In Stratfor's 2017 Fourth-Quarter Forecast, we noted that the Venezuelan government would focus on ensuring its long-term survival for the foreseeable future. It has many crises to handle, including the possibility of financial default and political dissidence. Inflation and food shortages will persist and get worse, creating new dilemmas as many Venezuelans flee the country.
The economic problems that have plagued Venezuela for years will intensify in 2018. Food shortages — exacerbated by the collapse in oil revenue in 2014 — are rampant, fueling runaway inflation in turn. The Venezuelan government has steadily introduced larger denomination bills since 2016 to counter the trend, but inflation continues to accelerate. Even with 10,000- and 20,000-bolivar bills now making up a third of all bills in circulation, currency shortages abound. The government continues to expand the country's monetary base, but it lacks the foreign reserves to print enough bills abroad to satisfy demand for cash at home. In practical terms, that means Venezuelans are often left without enough money to conduct day-to-day transactions, let alone survive.
This breakdown poses a threat to Venezuela's public security. Venezuelans are increasingly bartering food items for other goods, often because there is simply not enough cash to carry out transactions. Anecdotal reporting by Panorama newspaper, for example, claims that people have bartered food items for bus tickets out of Maracaibo to other cities. Venezuela already has a severe crime problem and one of the highest murder rates in the world. With more Venezuelans chasing scarce goods, violent theft of food and other goods for resale or bartering will add to the country's already rampant crime.
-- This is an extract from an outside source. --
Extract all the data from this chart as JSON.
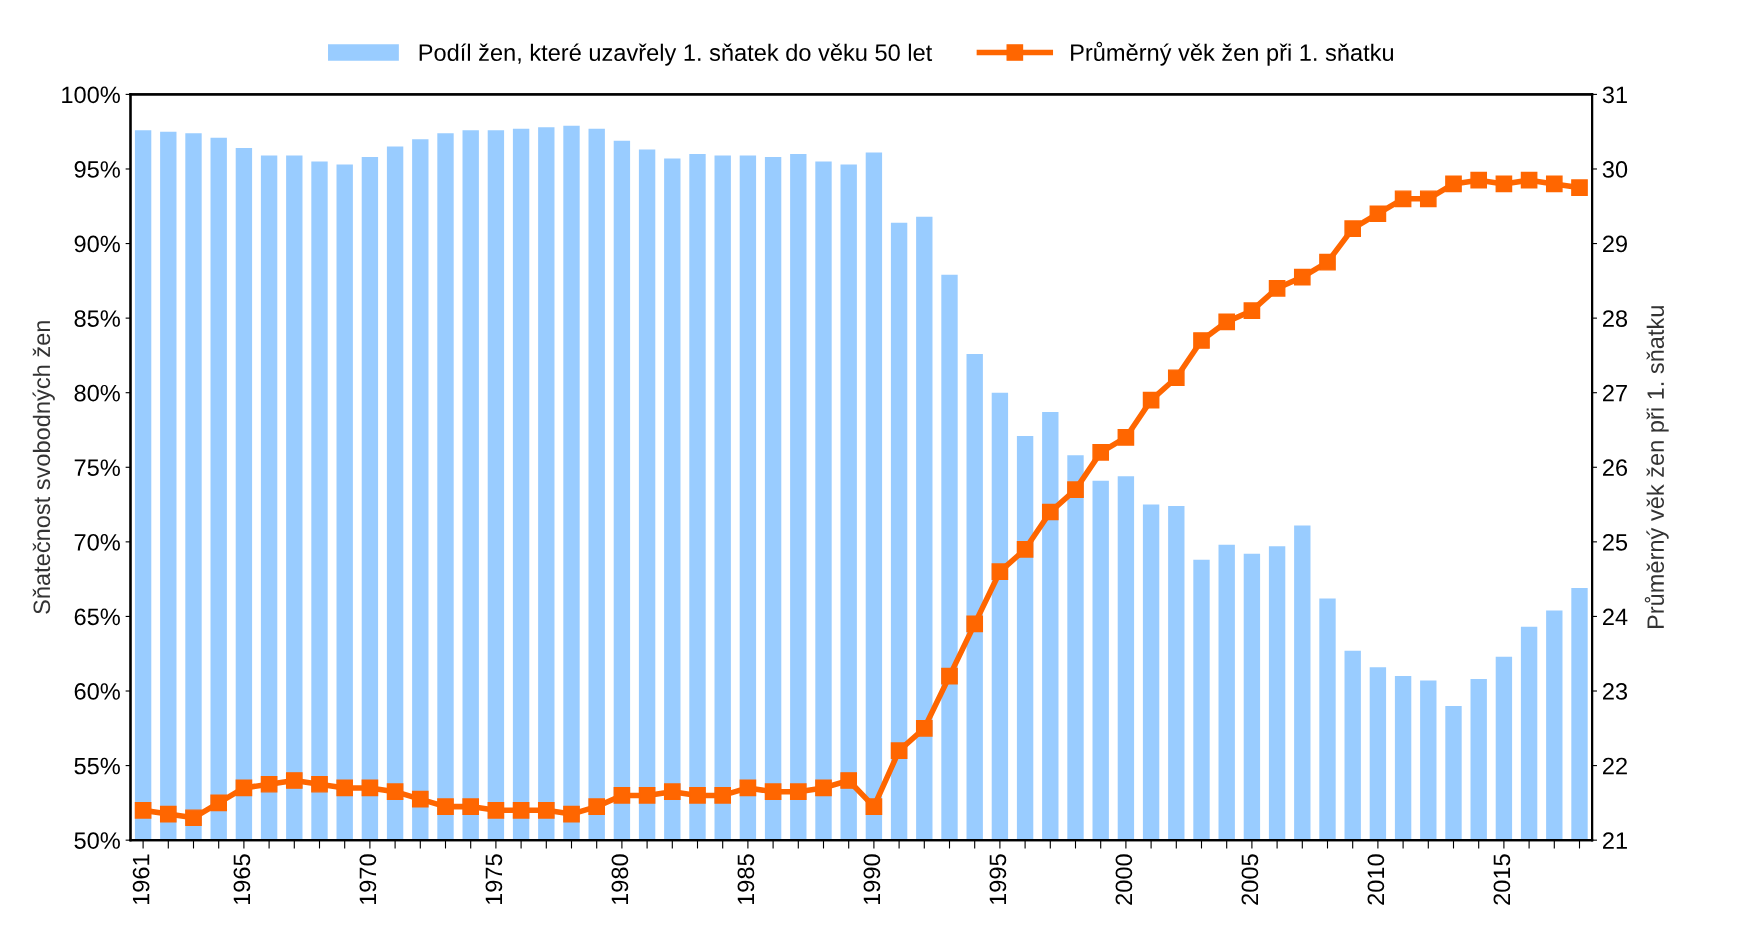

Venezuela's slide toward hyperinflation will eventually grow into a migration crisis as well. Lower- and middle-class citizens are emigrating in rising numbers, leaving for neighboring states such as Colombia and Brazil. And at some point, more Venezuelans could make their way to the United States or overstay their visas in the country.
Yet the Venezuelan government is taking steps to weather these crises. President Nicolas Maduro appointed National Guard Gen. Manuel Quevedo as president of state energy company Petroleos de Venezuela and as oil minister. The appointment gives the armed forces far greater influence in the country's energy sector and could keep officers satisfied by allowing them better access to oil revenue. Such an arrangement could forestall a military coup or secure military loyalty in case of greater social unrest. Another wave of social unrest could still arise next year, but with more Venezuelans departing the country, it's unlikely it would grow large enough to threaten the government alone. When forced with a dilemma of staying to protest or leaving the country, many Venezuelans will likely choose the latter.